Nepali leaders must make food security a top priority in the nation’s budget

One year after the earthquake that sent food security “into a tailspin,” Nepal is taking critical steps to feed its people

May 29, 2016, Kathmandu, Nepal—As the fastest growing region in the world, South Asia’s path toward ending hunger and malnutrition will have global impacts far beyond the continent. The Global Food Policy Report, the flagship publication of the International Food Policy Research Institute, provides an in-depth look at major food policy developments and events in the past year, and examines key challenges and opportunities for the coming year. In Nepal, this is centered on building resilience, reviving the battered agricultural sector, and increasing food security following last year’s deadly earthquake.

“Last year’s earthquake had a devastating impact on Nepal, sending the country’s food security into a tailspin,” said IFPRI Director General Shenggen Fan. “Farmers must be plugged back into the food chains that broke when the earthquake hit, and that means reconnecting them with the technologies, the infrastructure, and the markets necessary to take their products from farm to fork.”

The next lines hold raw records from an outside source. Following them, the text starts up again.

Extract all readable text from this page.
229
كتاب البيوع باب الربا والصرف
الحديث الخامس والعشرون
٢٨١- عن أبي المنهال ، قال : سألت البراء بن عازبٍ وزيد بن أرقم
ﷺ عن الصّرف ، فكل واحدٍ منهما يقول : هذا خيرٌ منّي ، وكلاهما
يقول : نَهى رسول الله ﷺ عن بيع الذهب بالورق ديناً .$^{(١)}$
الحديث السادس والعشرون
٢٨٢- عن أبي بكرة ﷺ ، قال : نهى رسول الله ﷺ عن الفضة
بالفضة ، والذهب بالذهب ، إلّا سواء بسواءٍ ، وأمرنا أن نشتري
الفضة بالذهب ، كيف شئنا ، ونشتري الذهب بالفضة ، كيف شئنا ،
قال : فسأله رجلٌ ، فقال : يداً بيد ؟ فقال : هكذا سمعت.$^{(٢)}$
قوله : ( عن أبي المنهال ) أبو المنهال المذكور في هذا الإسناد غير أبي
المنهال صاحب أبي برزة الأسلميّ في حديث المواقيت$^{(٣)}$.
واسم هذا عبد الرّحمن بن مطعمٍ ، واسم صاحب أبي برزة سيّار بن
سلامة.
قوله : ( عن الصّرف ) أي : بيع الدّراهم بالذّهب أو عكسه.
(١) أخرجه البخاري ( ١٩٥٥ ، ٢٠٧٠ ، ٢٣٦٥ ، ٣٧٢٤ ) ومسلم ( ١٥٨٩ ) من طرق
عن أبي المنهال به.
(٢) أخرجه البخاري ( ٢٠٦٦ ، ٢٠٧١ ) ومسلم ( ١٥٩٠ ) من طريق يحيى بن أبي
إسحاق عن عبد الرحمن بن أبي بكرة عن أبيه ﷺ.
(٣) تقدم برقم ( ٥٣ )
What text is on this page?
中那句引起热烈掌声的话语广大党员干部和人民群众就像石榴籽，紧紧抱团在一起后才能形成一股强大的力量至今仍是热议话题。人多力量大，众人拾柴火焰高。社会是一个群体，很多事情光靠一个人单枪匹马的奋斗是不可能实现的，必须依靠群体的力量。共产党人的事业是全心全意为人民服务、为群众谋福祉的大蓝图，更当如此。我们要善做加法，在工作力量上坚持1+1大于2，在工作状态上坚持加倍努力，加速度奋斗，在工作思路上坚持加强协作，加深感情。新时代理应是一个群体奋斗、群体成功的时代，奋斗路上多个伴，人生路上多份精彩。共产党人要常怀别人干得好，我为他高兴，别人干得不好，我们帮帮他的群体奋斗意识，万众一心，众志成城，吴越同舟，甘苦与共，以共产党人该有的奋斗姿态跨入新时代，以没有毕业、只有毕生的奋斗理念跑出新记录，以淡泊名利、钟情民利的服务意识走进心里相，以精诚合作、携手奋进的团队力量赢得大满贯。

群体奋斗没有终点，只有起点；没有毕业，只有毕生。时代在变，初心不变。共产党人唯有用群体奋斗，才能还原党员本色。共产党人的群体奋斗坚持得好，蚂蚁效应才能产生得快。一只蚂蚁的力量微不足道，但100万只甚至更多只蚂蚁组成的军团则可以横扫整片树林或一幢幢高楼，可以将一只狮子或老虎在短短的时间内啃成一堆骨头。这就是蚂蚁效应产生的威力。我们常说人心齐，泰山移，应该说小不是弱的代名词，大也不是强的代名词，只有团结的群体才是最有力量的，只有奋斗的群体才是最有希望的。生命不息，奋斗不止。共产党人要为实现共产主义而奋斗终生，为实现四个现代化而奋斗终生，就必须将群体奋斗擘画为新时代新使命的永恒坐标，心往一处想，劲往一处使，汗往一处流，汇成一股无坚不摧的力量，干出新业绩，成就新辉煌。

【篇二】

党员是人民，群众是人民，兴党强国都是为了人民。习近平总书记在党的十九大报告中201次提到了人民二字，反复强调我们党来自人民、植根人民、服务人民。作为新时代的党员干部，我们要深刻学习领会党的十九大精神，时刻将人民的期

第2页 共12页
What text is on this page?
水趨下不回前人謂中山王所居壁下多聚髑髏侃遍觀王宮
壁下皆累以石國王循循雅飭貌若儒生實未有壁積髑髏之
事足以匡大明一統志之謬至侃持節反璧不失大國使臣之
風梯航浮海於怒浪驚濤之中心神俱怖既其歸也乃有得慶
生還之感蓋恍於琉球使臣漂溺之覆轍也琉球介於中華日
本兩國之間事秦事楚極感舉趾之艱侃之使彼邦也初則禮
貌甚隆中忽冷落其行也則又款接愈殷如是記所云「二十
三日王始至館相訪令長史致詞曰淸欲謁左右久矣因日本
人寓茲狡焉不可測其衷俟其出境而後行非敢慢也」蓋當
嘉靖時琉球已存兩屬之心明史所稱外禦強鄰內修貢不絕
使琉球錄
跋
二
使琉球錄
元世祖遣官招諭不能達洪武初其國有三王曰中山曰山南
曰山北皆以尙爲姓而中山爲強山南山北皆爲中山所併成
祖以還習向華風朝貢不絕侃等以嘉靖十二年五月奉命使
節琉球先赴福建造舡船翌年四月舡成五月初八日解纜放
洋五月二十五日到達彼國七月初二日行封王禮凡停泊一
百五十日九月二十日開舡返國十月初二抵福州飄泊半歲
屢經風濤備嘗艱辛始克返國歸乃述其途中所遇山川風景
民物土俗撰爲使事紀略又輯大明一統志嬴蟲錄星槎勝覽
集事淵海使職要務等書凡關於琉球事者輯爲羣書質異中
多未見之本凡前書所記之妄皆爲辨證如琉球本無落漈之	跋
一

To address these challenges Fan will highlight the report at “Sustainable Agricultural Growth in Nepal: Challenges, Opportunities and Options” May 29 and 30 in coordination with the Institute for Integrated Development Studies and Nepal Economic Association.

Though in recent years about two-thirds of Nepalese workers worked in agriculture, the country has slipped from a net exporter of food to a net importer. Against a backdrop of food price volatility, it’s important that adequate safety nets are in place: the percent of households relying on food assistance skyrocketed from less than one-tenth of a percent before the earthquake to 35 percent after, according to the World Food Programme.

Immediately after the earthquake, 80 percent of the most food insecure households lost their entire food stock and 55 percent of households overall lost at least half their food stock. A strong post-disaster recovery can lead to long-term development that is efficient, inclusive, climate-smart, sustainable, nutrition- and health-driven, and business-friendly—all hallmarks of a resilient food system.

Earlier this month Prime Minister Sharma Oli described details of the budget on Nepal Television’s live program “Direct Conversation with PM.” When asked by a farmer about specifics in the agricultural sphere, Oli said the sector can anticipate modernization and commercialization, as well as subsidies, loans, and credit for farmers.

Increased use of technologies to counter labor shortages and enacting safety net policies such as an employment guarantee are critical to achieving food security—which must be the top priority for Nepal’s recovery.

Moving forward, it will be important to strengthen nutrition programs. In the 2000s, Nepal was among the top countries in the world for reduction in undernutrition, but the earthquake shifted priorities and funding—and can threaten the health of Nepal’s next generation. The budget must mirror the fact that it’s not just about the amount of food people eat, but the nutritional quality of that food.

The future looks bright for the country if policymakers are willing to increase public investment while building a strong private-sector business environment that will capitalize on innovation.